Observing Scale-In and Connection Draining

Post-test, I halted JMeter. CPU plummeted, triggering the scale-in policy. But termination wasn’t abrupt: The ASG initiated connection draining, giving active sessions (up to 300 seconds) to complete before deregistering the instance from the ALB.

No dropped connections, no user disruption — just a graceful contraction. This underscored controlled scaling: Not just growing, but shrinking efficiently to optimize costs without chaos.

Understanding What “Highly Available” Really Means

Pre-project, I equated high availability with “multiple servers.” Now, I see it as a symphony of interdependent components:

  • The ALB distributes load and enforces health, acting as the vigilant gatekeeper.

  • The ASG monitors and adjusts capacity, replacing failures automatically.

  • CloudWatch metrics and alarms provide the intelligence for proactive decisions.

  • NAT Gateways ensure backend connectivity without compromising security.

  • Private subnets enforce isolation, minimizing attack surfaces.

It’s about clear roles and failover paths. AZ failure? Traffic reroutes. Instance crash? Auto-replacement. Load surge? Scale out. Downtime? Minimal, if any.
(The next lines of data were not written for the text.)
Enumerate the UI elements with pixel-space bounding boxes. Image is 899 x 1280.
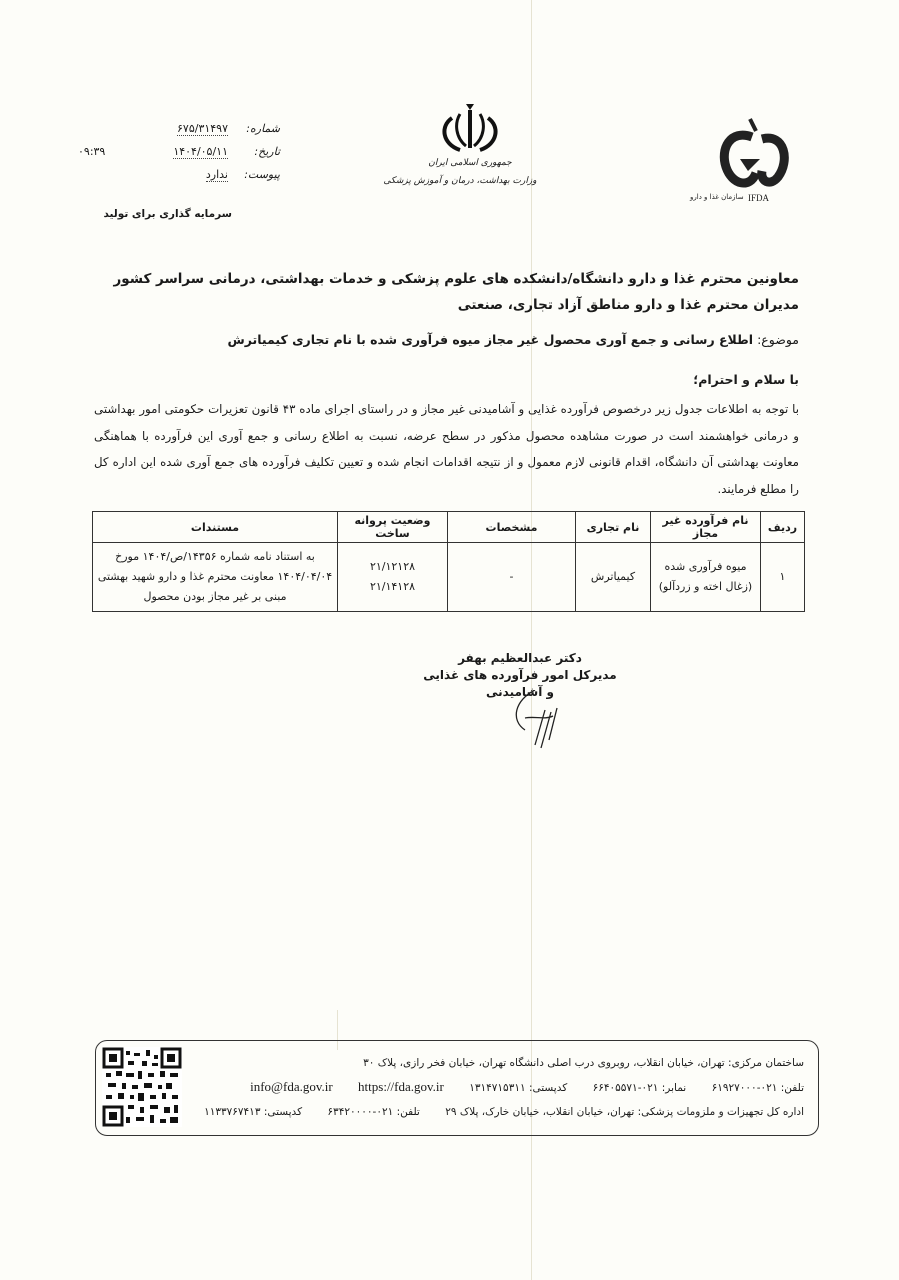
phone-label: تلفن: — [781, 1082, 804, 1094]
footer-contact-line: تلفن: ۰۲۱-۶۱۹۲۷۰۰۰ نمابر: ۰۲۱-۶۶۴۰۵۵۷۱ ک… — [184, 1075, 804, 1100]
cell-specs: - — [448, 543, 576, 612]
website-link[interactable]: https://fda.gov.ir — [358, 1079, 444, 1094]
attachment-label: پیوست: — [244, 168, 280, 181]
subject: موضوع: اطلاع رسانی و جمع آوری محصول غیر … — [99, 332, 799, 347]
letter-attachment-row: پیوست: ندارد — [60, 168, 280, 191]
year-motto: سرمایه گذاری برای تولید — [103, 208, 232, 220]
letter-date-row: تاریخ: ۱۴۰۴/۰۵/۱۱ ۰۹:۳۹ — [60, 145, 280, 168]
ifda-org-name: سازمان غذا و دارو — [690, 193, 744, 201]
branch-phone-label: تلفن: — [397, 1106, 420, 1118]
table-row: ۱ میوه فرآوری شده (زغال اخته و زردآلو) ک… — [93, 543, 805, 612]
footer-branch-line: اداره کل تجهیزات و ملزومات پزشکی: تهران،… — [184, 1100, 804, 1124]
addressees: معاونین محترم غذا و دارو دانشگاه/دانشکده… — [99, 266, 799, 318]
cell-product-name: میوه فرآوری شده (زغال اخته و زردآلو) — [651, 543, 761, 612]
phone-value: ۰۲۱-۶۱۹۲۷۰۰۰ — [712, 1082, 778, 1094]
cell-row-number: ۱ — [761, 543, 805, 612]
addressee-line-1: معاونین محترم غذا و دارو دانشگاه/دانشکده… — [99, 266, 799, 292]
table-header-row: ردیف نام فرآورده غیر مجاز نام تجاری مشخص… — [93, 512, 805, 543]
branch-phone-value: ۰۲۱-۶۳۴۲۰۰۰۰ — [327, 1106, 393, 1118]
footer-address: ساختمان مرکزی: تهران، خیابان انقلاب، روب… — [184, 1051, 804, 1075]
email-link[interactable]: info@fda.gov.ir — [250, 1079, 333, 1094]
signer-name: دکتر عبدالعظیم بهفر — [420, 650, 620, 667]
greeting: با سلام و احترام؛ — [693, 372, 799, 387]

The beauty is in the predictability — no heroics required; the system adapts quietly.

Closing the Loop

With testing complete, a terraform destroy wiped the slate clean, reclaiming resources and closing the experiment. This project transformed my perspective: Cloud architecture isn’t rote memorization of services — it’s designing for behavior under stress.

For aspiring DevOps engineers or cloud architects, I recommend this: Build it, break it, observe it. Documentation pales against the clarity of real-time metrics and auto-recovery in action. High availability isn’t a checkbox; it’s a lived experience that builds intuition for crafting truly resilient systems.